Aconitine can reduce the inactivation of INa (Peper & Trautwein, 1967) and prolong repolarization, and consequently induce after-depolarization with triggered automaticity of cardiac myocytes (Tanz et al. 1973; Sawanobori et al. 1987). The prolongation of the open state of Na+ channels may lead to an accumulation of intracellular Na+ (Peper & Trautwein, 1967; Sawanobori et al. 1987) and may eventually result in intracellular Ca2+ overload via a Na+Ca2+ exchange (NCX) mechanism. The NCX mechanism may play a role in delayed after-depolarizations and cardiac arrhythmias (Lu & De Clerck, 1993). However, the effects of NCX blockers on aconitine-induced arrhythmias are still controversial. Recent evidence suggests that the involvement of the NCX system plays an insignificant role in the aconitine-induced arrhythmias (Amran et al. 2004). It appears from the present data that an elevation in diastolic intracellular Ca2+ concentration, if it occurs, is small because the left ventricular end-diastolic pressure is not significantly altered at the onset of aconitine-induced bigeminy (Fig. 1). Our previous study has revealed that NPPB and NFA can inhibit L-type Ca2+ current of rat ventricular myocytes (Zhou et al. 2002). Since modifications of intracellular calcium movements are the main determinants of the triggered activity (Swynghedauw, 1999), and inhibition of the L-type Ca2+ channel may reduce intracellular Ca2+ overload (Fleckenstein & Fleckenstein-Grun, 1988), the inhibition of L-type Ca2+ current induced by the Cl channel blockers may be responsible for the suppression of aconitine-induced arrhythmias. However, block of the L-type Ca2+ channel by its specific blockers such as verapamil does not prevent aconitine-induced arrhythmias (Winslow, 1980; Sawanobori et al. 1987; Bazzani et al. 1989; Lu & De Clerck, 1993). Thus, it seems unlikely that the inhibitory effect of NPPB and NFA on aconitine-induced arrhythmias is due to a direct influence on Na+Ca2+ exchange or an inhibition of the L-type Ca2+ channel.

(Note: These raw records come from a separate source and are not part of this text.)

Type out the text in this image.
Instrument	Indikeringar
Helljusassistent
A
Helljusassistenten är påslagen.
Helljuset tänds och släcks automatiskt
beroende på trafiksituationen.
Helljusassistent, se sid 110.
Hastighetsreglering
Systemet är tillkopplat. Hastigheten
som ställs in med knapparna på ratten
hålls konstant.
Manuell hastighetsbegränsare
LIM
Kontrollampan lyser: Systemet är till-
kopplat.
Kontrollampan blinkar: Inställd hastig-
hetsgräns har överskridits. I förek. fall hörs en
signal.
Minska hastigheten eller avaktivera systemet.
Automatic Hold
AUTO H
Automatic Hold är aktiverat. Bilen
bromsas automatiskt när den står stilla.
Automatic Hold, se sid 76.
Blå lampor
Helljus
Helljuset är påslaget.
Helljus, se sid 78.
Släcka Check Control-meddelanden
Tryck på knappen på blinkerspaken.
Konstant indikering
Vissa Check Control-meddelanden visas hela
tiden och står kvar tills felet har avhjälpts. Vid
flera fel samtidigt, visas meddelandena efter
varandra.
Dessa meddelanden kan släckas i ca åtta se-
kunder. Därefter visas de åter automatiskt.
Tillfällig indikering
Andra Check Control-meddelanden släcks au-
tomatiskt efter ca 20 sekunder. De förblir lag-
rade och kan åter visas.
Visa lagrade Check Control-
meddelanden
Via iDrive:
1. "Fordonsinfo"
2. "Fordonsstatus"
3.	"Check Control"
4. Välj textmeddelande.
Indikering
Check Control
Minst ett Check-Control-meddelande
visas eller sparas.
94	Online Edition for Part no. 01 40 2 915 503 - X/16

Studies have revealed that aconitine-induced ventricular arrhythmias can be suppressed by class I antiarrhythmic agents, Na+ channel blockers (Sawanobori et al. 1987; Bazzani et al. 1989; Lu & De Clerck, 1993), whereas sympatholytic agents (class II drugs), drugs that prolong repolarization (class III, K+ channel blockers) and Ca2+ channel blockers (class IV) are ineffective (Winslow, 1980; Sawanobori et al. 1987; Lu & De Clerck, 1993). The present data reveal that NPPB and NFA bear some similarity to Na+ channel blockers. Indeed, the present data reveal that AP amplitude and INa are significantly reduced in the presence of the compounds. Taken together, it appears that the effect of NPPB and NFA on aconitine-induced ventricular arrhythmias is mainly related to the inhibition of cardiac voltage-gated Na+ channels.
In conclusion, the results of this study demonstrate that the putative Cl channel blockers NPPB and NFA can suppress aconitine-induced arrhythmias in rat hearts. The antiarrhythmic effect of the Cl channel blockers may be mainly due to the inhibition of cardiac INa.